E’ stato un anno importante per il Milan. La squadra di Stefano Pioli è riuscita nell’impresa di riportare lo scudetto a Milano, sponda rossonera, dopo undici anni dall’ultima volta. L’intento della società è quella di continuare il percorso di crescita con l’allenatore parmense, ma come un fulmine a ciel sereno sono arrivate delle dichiarazioni abbastanza importanti da parte di Ancelotti.
ANCELOTTI-MILAN, ECCO LA RIVELAZIONE
Come di consueto, al termine del campionato, si inizia a parlare di calciomercato e molti allenatori nuovi sono accostati alle squadre di Serie A. Davide Ancelotti, figlio di Carlo Ancelotti, ha parlato al Corriere della Sera rivelando un suo pallino futuro: “Mi piacerebbe allenare il Milan un giorno, è la mia squadra del cuore da quando mio padre la allenava. Ho anche frequentato il settore giovanile, poi sono andato in prestito in D e poi ho smesso. Mi è sempre piaciuto allenare, non avevo abbastanza talento da calciatore professionista. Inizierò la mia carriera da solo quando mio padre smetterà, il Real Madrid potrebbe essere la sua ultima esperienza. Per ora ci godiamo questa avventura, abbiamo altri due anni di contratto”

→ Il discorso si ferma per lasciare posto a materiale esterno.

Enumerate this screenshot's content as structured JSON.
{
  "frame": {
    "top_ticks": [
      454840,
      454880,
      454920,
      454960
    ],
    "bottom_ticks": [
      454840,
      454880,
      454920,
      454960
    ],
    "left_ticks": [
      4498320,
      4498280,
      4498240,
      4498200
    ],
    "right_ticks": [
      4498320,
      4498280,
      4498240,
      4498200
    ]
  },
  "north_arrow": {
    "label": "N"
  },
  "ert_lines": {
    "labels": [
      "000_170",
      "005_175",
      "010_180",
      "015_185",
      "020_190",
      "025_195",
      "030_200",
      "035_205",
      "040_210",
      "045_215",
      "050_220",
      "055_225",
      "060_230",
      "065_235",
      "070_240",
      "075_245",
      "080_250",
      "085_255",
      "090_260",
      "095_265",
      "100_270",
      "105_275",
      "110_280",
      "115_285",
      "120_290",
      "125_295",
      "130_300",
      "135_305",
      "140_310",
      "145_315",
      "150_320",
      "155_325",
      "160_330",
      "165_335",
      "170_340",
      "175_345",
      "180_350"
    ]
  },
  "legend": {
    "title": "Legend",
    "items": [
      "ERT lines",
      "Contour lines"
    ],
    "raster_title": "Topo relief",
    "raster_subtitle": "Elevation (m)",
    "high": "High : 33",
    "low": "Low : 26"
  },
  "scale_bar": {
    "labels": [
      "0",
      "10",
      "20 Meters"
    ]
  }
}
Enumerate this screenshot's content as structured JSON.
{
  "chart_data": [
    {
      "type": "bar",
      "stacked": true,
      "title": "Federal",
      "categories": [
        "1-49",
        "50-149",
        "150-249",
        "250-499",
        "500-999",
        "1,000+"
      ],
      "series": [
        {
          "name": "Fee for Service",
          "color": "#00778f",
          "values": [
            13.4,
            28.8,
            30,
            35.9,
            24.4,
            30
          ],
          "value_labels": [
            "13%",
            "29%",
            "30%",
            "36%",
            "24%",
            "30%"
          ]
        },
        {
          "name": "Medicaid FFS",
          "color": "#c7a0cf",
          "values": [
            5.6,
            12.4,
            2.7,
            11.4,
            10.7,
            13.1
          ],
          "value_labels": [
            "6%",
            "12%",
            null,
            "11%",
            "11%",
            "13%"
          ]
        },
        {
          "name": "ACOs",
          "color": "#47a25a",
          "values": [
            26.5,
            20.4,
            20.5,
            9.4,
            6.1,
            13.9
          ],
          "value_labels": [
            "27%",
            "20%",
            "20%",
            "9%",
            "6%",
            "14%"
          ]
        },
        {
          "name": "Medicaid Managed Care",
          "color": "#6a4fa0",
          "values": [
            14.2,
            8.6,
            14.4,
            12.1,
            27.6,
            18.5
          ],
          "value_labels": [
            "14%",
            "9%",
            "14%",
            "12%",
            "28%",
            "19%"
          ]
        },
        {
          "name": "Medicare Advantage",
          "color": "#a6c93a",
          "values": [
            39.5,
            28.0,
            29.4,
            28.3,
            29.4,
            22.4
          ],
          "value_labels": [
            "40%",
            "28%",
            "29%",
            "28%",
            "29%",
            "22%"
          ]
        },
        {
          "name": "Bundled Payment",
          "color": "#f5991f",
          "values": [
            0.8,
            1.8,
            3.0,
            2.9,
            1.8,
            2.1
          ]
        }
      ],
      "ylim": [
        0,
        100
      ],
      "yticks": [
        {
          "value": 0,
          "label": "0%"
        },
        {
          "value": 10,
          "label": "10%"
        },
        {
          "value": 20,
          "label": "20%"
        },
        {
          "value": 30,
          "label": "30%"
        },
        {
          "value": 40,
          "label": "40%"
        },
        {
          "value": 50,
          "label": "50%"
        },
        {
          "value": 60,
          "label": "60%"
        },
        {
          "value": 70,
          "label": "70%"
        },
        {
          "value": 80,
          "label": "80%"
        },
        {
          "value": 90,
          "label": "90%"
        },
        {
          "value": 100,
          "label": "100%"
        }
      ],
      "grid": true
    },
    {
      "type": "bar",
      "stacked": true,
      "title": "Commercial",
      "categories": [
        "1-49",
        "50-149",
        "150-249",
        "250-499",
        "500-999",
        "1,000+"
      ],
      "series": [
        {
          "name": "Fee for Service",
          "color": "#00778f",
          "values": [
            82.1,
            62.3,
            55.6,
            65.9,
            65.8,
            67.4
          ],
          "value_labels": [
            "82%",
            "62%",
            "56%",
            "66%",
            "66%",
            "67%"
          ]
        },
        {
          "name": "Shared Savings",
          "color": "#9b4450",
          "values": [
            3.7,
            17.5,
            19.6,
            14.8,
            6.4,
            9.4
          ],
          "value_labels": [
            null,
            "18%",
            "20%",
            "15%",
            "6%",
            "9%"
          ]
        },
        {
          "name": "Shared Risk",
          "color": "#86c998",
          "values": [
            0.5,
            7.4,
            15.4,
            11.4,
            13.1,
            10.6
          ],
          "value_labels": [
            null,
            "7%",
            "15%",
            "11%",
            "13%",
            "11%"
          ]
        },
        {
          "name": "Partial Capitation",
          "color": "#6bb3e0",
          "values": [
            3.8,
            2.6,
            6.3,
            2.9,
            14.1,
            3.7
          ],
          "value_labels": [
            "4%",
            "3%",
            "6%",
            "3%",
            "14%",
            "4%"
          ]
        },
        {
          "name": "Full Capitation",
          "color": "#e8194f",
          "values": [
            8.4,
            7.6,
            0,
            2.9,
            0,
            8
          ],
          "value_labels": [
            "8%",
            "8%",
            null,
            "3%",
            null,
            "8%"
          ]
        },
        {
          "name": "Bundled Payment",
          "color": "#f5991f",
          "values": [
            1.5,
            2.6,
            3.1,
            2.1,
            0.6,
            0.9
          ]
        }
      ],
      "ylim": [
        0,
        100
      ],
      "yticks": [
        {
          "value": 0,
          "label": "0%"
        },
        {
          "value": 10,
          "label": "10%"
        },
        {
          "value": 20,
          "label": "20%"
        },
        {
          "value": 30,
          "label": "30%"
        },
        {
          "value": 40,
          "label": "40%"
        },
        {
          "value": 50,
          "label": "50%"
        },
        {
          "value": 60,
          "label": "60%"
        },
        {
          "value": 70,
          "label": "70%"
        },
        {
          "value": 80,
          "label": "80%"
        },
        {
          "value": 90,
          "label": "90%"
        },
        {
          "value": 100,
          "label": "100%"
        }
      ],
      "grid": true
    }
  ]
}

ANCELOTTI, LE DICHIARAZIONI SULLA CHAMPIONS LEAGUE
Nell’intervista non poteva mancare qualche parola sull’impresa in semifinale di Champions League contro il Manchester City, che ha permesso al Real Madrid di approdare in finale: “Abbiamo molto rispetto per il Liverpool, è tra le top 3 al mondo in questo momento. Nessuno si sarebbe immaginato che saremmo arrivati fin qui, ma dire che non siamo favoriti è un azzardo. Il momento più emozionante è quando abbiamo battuto il City, era il compleanno di mia madre che è scomparsa. Ci siamo abbracciati con le lacrime”.